Top 10 supercomputers
Twice a year, the TOP500 supercomputer ranking indicates that the machine can claim bragging rights as the most powerful in the world, often rapidly changing a title in the fast moving world of supercomputing. But the TOP500 list made public today is amazing for how little higher your score has changed since June. In fact, the computers of the top 11 have remained exactly the same.
That does not mean that there has been no progress in the face of supercomputing. The highest ranking supercomputer, the team at RIKEN K Japanese Institute of Advanced Computer Science in Kobe, was capable of 8.2 petaflops (that is 8.2 x 1015 floating point operations per second) in June while in the ranking published today which broke the barrier of 10 petaflops by 10.5 petaflops.
TOP500 ranking supercomputers When June came, we found that the team nudged K had of China Tianhe-1A, the previous record holder, and we anticipate that K would keep the team title for a year or two, maybe. So it is gratifying to see that, indeed, remained the number one position in the list announced today. Of course, in the spectrum that we like to look beyond the mere classification of the speed and the pursuit of greater trends in high performance computing.
Last June, for example, told us about the speed at which advances supercomputing. And in November 2010, we talked with the University of Tennessee professor Jack Dongarra, a computer scientists behind the TOP500 supercomputer list, who noted that both the number one and three the number of machines at once (two of which were Chinese) have heterogeneous architectures that combine multi-core CPU to GPU to achieve its impressive power calculation. So the message that last year certainly seemed to be that heterogeneous designs the ticket to high-powered, energy efficient computing.
Ranking this year, however, this conclusion in question. The team K contains 68,544 eight-core SPARC64 CPUs VIIIfx without GPUs. However, the machine is, however abundant energy efficient, being capable of performing 830 megaflops per watt of energy expended. In comparison, the Tianhe-1A (now ranked No. 2 in the calculation speed) offers magaflops only 635 per watt. The fourth rank Dawn TC3600 system, also built in China and also by using a combination of CPU and GPU, is even worse when judged from the standpoint of energy efficiency: 493 megaflops per watt. The most efficient machine in the list, the Blue Gene / Q prototype of IBM Thomas J. Watson Research Center in Yorktown Heights, New York, which uses multi-core CPUs only, you can perform more than 2. 000 megaflops per watt.

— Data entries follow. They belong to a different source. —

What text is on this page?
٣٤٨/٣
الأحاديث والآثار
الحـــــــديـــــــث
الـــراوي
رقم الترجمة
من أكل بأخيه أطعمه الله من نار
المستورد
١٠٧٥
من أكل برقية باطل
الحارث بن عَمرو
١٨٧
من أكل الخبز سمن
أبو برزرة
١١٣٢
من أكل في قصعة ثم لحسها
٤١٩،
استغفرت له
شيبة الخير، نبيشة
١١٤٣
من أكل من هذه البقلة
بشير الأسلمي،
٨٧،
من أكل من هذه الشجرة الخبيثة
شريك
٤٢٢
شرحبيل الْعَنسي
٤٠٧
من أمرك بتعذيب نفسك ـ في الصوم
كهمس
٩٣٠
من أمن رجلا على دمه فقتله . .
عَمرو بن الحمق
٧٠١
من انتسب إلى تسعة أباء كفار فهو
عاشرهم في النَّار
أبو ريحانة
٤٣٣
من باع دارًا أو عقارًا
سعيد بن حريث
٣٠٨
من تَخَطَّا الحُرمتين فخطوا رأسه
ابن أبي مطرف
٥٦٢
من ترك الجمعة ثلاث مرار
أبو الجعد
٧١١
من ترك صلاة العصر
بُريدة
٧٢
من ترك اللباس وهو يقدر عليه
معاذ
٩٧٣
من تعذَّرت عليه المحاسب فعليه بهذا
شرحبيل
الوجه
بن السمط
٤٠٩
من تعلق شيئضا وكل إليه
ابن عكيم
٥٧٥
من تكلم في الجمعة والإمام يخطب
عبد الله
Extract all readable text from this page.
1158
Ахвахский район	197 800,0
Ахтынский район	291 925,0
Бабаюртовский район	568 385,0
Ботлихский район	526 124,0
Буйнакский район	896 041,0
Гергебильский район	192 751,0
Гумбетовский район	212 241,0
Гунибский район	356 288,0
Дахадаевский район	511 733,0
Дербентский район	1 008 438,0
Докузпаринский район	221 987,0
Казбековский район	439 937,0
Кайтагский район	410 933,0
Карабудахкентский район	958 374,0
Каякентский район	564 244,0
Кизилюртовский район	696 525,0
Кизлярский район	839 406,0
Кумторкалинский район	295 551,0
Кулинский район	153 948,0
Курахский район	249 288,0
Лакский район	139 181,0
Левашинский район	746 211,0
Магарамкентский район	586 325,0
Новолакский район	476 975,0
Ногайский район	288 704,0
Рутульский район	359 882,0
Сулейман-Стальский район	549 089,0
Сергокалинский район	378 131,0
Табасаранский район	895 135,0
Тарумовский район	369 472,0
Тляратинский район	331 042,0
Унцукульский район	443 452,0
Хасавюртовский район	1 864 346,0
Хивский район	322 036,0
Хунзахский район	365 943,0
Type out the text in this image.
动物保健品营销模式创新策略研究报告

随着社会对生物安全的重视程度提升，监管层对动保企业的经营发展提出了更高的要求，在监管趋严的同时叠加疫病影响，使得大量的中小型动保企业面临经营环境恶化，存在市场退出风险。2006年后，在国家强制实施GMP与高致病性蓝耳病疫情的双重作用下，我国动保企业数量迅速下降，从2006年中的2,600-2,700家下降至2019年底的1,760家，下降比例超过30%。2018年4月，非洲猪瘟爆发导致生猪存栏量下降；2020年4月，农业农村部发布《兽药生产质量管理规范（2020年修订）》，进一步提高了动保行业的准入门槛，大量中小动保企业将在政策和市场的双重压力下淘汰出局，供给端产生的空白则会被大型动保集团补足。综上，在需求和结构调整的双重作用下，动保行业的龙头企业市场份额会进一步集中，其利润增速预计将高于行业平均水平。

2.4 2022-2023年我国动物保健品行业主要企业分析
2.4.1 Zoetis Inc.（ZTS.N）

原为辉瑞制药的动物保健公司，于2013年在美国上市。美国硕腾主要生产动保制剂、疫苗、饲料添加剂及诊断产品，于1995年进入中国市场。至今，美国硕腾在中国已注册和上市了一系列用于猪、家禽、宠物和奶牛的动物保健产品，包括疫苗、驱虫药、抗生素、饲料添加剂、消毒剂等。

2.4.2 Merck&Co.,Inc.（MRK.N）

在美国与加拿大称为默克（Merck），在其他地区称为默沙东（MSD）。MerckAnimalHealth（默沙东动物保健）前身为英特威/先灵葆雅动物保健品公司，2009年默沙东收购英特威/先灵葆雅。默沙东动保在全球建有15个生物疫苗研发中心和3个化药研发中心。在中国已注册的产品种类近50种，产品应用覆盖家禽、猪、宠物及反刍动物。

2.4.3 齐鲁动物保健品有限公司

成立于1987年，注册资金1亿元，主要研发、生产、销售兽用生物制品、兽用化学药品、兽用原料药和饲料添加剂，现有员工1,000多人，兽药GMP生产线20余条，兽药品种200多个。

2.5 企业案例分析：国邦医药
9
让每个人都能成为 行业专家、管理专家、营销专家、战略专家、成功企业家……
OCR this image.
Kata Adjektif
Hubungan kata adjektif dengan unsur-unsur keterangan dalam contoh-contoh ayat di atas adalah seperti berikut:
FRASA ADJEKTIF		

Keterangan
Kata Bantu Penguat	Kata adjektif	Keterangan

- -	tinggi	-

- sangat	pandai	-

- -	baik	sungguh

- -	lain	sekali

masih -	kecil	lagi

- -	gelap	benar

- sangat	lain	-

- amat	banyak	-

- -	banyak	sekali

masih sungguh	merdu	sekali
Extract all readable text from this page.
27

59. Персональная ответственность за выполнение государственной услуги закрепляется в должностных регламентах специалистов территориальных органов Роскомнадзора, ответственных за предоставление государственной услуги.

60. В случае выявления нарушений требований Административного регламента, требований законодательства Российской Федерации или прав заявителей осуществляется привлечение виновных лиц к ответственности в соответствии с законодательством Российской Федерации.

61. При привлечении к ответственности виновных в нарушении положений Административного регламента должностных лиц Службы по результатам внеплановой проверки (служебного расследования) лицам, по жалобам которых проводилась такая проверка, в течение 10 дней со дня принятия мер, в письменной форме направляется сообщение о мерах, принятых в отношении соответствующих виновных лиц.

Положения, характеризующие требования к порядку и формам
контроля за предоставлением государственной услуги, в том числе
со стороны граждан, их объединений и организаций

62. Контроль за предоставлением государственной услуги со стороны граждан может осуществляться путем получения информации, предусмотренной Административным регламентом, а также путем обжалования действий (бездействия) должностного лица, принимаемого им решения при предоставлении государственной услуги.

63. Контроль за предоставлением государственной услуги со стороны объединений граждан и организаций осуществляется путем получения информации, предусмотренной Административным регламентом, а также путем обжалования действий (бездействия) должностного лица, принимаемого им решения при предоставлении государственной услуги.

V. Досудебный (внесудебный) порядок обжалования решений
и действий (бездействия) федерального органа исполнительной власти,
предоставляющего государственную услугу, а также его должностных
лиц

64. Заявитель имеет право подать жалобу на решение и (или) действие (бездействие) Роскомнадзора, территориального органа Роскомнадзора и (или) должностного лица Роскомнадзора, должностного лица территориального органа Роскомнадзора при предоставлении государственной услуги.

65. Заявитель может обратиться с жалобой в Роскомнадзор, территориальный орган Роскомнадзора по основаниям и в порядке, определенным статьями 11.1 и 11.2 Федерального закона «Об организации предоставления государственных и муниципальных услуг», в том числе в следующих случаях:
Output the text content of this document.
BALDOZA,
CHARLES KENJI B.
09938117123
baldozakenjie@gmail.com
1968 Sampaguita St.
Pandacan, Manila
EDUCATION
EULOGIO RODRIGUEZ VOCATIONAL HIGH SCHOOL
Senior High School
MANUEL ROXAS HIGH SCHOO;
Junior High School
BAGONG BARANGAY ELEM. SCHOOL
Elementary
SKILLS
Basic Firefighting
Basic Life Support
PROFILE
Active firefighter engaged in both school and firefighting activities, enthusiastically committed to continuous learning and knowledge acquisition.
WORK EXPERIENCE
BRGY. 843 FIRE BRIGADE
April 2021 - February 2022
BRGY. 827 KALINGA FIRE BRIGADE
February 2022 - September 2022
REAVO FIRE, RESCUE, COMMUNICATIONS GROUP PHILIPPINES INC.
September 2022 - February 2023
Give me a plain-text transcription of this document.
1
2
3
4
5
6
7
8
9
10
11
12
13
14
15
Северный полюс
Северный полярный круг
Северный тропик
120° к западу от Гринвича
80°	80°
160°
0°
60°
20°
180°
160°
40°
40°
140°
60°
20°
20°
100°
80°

So we were wrong a year ago to suggest that heterogeneous architectures were the way forward? Maybe not. While not compete with the Blue Gene / Q prototype, the most energy efficient supercomputer of the 10 fastest supercomputers in today’s qualifying is number 5 in terms of computational speed in general: Tsubame 2.0 system at the Institute of Tokyo Information Technology and Global Scientific Computing Center, and the system that uses both the CPU and GPU.
In fact, a ranking of supercomputers worlds top energy efficiency offers a mixed picture, with some of the most energy efficient machines using GPUs, CPUs well and others not. Given the importance of energy efficiency for the future of supercomputer, it seems that the ideal architecture to build super-powerful computer equipment is still in play.